5. Introduce him to gay people.  The biggest reason for not figuring it out is the belief that gay men in real life act like they do on tv: they squeal, flutter, gossip, leer, and discuss skin care products.  He likes football and beer, so he must be straight.  Introducing him to a variety of gay people, with a variety of behaviors and interests, will disconfirm him of that notion.

6. Introduce him to accepting heterosexuals.  The second reason for not figuring it out is the belief that family and friends will reject him.  Straight guys rarely read about or discuss gay rights, so they often believe that the world is far more homophobic than it really is.  Introducing him to some straight people who aren't screaming bigots will disconfirm him of that notion.


7. Know your Bible.  The third reason for not figuring it out is the belief that God hates gay people.  There are five Biblical passages that have been used to justify homophobic hatred.  Be ready to look them up and explain what they're really about.  If he's particularly religious, have a list of pro-gay churches and religious groups available.

8. Introduce him to physical contact.  The fourth reason for not figuring it out is the belief that masculine physical contact is creepy and icky.  You can disconfirm him of that notion quite easily.

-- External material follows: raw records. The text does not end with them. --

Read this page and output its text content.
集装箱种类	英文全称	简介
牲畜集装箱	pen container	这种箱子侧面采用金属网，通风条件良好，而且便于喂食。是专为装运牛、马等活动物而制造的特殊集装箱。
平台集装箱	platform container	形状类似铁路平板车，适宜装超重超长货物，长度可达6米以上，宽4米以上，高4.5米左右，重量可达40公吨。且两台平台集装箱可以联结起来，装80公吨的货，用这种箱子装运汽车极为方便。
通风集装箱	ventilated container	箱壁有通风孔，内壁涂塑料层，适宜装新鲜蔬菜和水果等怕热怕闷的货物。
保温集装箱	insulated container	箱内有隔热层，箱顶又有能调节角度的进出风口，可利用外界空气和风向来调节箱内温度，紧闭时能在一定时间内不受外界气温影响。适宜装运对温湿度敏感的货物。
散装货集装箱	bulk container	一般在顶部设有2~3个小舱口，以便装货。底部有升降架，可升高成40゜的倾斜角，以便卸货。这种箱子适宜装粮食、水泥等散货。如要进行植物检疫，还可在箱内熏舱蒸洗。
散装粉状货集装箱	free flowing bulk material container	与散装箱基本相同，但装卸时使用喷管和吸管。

Tell him that gay guys always hug -- it doesn't mean anything.  Invite him to a party that's so crowded that you have to sit pressed together.  Once you get past the barrier of physical contact, he's almost there.


9. Invite him to a gay venue.  Like a Gay Men's Chorus concert or a gay restaurant, but not a Gay Pride festival (too noisy).  By this point, you're acting as if you assume that he's gay, and he's probably figured it out.  If he continues to protest that he's straight, ask "Aren't you about ready to stop pretending?"

Be prepared for some trauma some guys aren't thrilled by the news that they're gay.  They may experience guilt, shame, anger, and all of the other baggage they got growing up homophobic.  You may even have to point out some support groups for newly-out gay men.

10.  It make take awhile.  
But hang in there -- he's got nothing to lose, and quite a lot to gain.